The Limits to Growth

The Club of Rome was founded in April 1968 by an Italian industrialist, Aurelio Peccei, and a Scottish scientist, Alexander King. Many notable members joined the organization over time, including Pierre Elliott Trudeau, the father of Canadian Prime Minister Justin Trudeau.

In 1970, the Club commissioned a study “on the exponential economic and population growth with a finite supply of resources, studied by computer simulation.”

An empty formula that only the researchers who conducted the study at the very liberal Massachusetts Institute of Technology (MIT) could understand. Two years later, Donella Meadows, Dennis Meadows, Jørgen Randers and William W. Behrens III gave birth to a monster, a report called The Limits to Growth.

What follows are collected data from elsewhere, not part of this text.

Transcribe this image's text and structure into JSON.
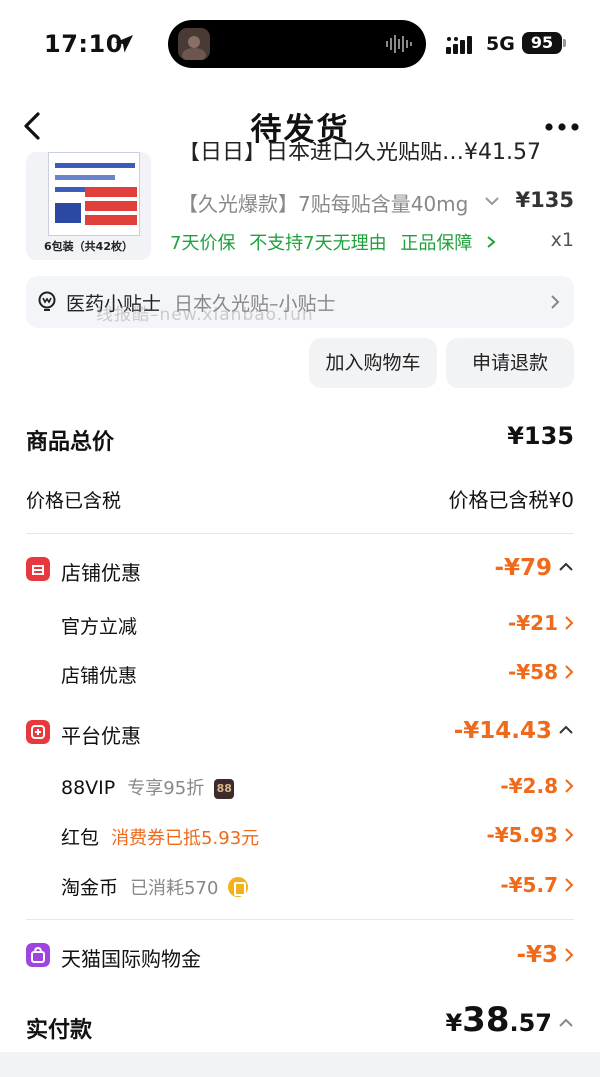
{
  "status_bar": {
    "time": "17:10",
    "network": "5G",
    "battery": "95"
  },
  "nav": {
    "title": "待发货"
  },
  "product": {
    "title_partial": "【日日】日本进口久光贴贴…¥41.57",
    "image_caption": "6包装（共42枚）",
    "spec": "【久光爆款】7贴每贴含量40mg",
    "price": "¥135",
    "tags": [
      "7天价保",
      "不支持7天无理由",
      "正品保障"
    ],
    "quantity": "x1"
  },
  "tip": {
    "label": "医药小贴士",
    "text": "日本久光贴–小贴士"
  },
  "watermark": "线报酷–new.xianbao.fun",
  "actions": {
    "add_to_cart": "加入购物车",
    "refund": "申请退款"
  },
  "summary": {
    "total_label": "商品总价",
    "total_value": "¥135",
    "tax_label": "价格已含税",
    "tax_value": "价格已含税¥0"
  },
  "store_discount": {
    "label": "店铺优惠",
    "value": "-¥79",
    "items": [
      {
        "label": "官方立减",
        "value": "-¥21"
      },
      {
        "label": "店铺优惠",
        "value": "-¥58"
      }
    ]
  },
  "platform_discount": {
    "label": "平台优惠",
    "value": "-¥14.43",
    "vip_label": "88VIP",
    "vip_note": "专享95折",
    "vip_badge": "88",
    "vip_value": "-¥2.8",
    "redpacket_label": "红包",
    "redpacket_note": "消费券已抵5.93元",
    "redpacket_value": "-¥5.93",
    "coin_label": "淘金币",
    "coin_note": "已消耗570",
    "coin_value": "-¥5.7"
  },
  "tmall_global": {
    "label": "天猫国际购物金",
    "value": "-¥3"
  },
  "paid": {
    "label": "实付款",
    "currency": "¥",
    "integer": "38",
    "decimal": ".57"
  },
  "colors": {
    "accent_orange": "#ef6a1a",
    "green": "#1fa23c",
    "store_red": "#e8383d",
    "purple": "#a044e0"
  }
}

The report’s conclusion was rather fatalistic: humanity must stop pursuing unlimited growth to preserve the global system from a possible collapse. And the researchers didn’t fail to emphasize the urgency of the matter: the longer action is delayed, the less manageable the problem will be, they wrote.

The Limits to Growth was the first major study to highlight the dangers posed by economic and demographic growth to Earth and humanity. If the report is now considered a pioneering work in green literature, it was slammed by academics, economists and even businessmen when it came out, with most accusing its authors of misleading the public.

Friedrich Hayek, a 1974 Nobel Prize winner in economics and representative of the liberal Austrian school, had foreseen what the report would cause and warned the world about it: “The enormous publicity recently given by the media to a report pronouncing in the name of science on The Limits to Growth, and the silence of the same media about the devastating criticism this report has received from the competent experts, must make one feel somewhat apprehensive about the use to which the prestige of science can be put. But it is by no means only in the field of economics that far-reaching claims are made on behalf of a more scientific direction of all human activities and the desirability of replacing spontaneous processes by ‘conscious human control’. If I am not mistaken, psychology, psychiatry and some branches of sociology, not to speak about the so-called philosophy of history, are even more affected by what I have called the scientistic prejudice, and by specious claims of what science can achieve.”

Unlike today’s green fanatics, the co-founder of The Club of Rome, Aurelio Peccei, had distanced himself from the report, stating, “Naturally, we realize that non-growth is neither possible nor desirable.”

Still, since The Limits to Growth was published, the world has gone through five decades of false predictions about climate change.